Once this procedure is complete, Unix Admins can use VCS to manually failover service so that the original mode of operation is restored.
- Run a query on the device group: symrdf -g srdf_APP01 query
- Once the links are brought back up it should show that the state is split because both R1s and R2s are RW enabled.
- Verify with UNIX admins that the services are running on the R2 site
- Write disable the R1's. This will change the state to 'Failed Over': symrdf -g srdf_APP01write_disable r1 -force
- Issue the swap command so that the R1s and R2s are reversed. This command will also throw away the old deltasets on the R1 side because all the updates have been made on the R2 side.

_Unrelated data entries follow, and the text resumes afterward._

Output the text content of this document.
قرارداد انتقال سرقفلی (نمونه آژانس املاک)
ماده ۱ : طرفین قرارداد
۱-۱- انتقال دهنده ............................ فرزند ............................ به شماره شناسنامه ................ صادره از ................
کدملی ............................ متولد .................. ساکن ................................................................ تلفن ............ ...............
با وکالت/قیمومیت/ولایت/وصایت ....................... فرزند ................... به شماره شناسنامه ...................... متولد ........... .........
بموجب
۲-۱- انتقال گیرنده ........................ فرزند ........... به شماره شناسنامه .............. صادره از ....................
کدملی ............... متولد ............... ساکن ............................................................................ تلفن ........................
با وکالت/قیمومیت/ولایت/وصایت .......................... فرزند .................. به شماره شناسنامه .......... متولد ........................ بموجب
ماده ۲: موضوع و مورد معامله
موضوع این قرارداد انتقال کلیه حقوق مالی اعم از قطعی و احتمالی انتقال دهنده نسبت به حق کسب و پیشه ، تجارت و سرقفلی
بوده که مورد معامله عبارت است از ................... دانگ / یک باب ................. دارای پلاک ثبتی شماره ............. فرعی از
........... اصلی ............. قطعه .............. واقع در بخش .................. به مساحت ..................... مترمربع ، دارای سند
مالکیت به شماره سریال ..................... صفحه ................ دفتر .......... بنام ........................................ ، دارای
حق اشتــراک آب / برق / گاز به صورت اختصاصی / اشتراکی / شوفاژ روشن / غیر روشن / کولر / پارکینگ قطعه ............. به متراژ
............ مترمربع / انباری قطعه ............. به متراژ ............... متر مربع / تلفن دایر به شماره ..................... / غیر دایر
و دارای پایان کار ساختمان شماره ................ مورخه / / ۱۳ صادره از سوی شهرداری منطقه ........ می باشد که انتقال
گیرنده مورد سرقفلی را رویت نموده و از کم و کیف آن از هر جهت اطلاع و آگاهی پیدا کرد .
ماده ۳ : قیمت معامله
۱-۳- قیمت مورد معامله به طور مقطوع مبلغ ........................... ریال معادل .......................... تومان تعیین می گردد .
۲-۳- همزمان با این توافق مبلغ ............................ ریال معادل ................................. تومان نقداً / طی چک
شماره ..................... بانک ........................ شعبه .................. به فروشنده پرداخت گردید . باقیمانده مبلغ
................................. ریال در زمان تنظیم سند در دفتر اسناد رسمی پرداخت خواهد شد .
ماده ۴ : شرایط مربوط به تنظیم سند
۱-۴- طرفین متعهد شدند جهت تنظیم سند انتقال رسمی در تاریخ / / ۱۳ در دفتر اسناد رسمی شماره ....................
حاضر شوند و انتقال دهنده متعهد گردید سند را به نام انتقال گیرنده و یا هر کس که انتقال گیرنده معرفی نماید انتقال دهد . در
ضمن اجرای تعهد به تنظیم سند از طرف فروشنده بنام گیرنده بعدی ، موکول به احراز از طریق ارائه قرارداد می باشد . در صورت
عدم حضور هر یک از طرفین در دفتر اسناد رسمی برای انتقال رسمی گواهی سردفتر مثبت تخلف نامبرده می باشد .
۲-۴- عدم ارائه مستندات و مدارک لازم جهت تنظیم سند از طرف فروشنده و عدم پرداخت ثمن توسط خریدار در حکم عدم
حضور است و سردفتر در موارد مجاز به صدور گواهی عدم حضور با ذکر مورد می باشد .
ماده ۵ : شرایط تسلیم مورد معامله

You will need to disable consistency on the group first:
symrdf -g srdf_APP01 disable
symrdf -g srdf_APP01 swap -refresh -r1 { Causes R1 to refresh from the remote mirror}
- If the link has been down for some time then change to adaptive copy mode before initiating an establish:
symrdf -g srdf_APP01 set mode acp_disk
symrdf -g srdf_APP01 establish
- Once the disks approach full sync then change mode back to async mode and enable consitency on the device group:
symrdf -g srdf_APP01 set mode async
symrdf -g srdf_APP01 enable
- Everything is now in a position for the cluster to be shutdown and brought up at the original primary site if required.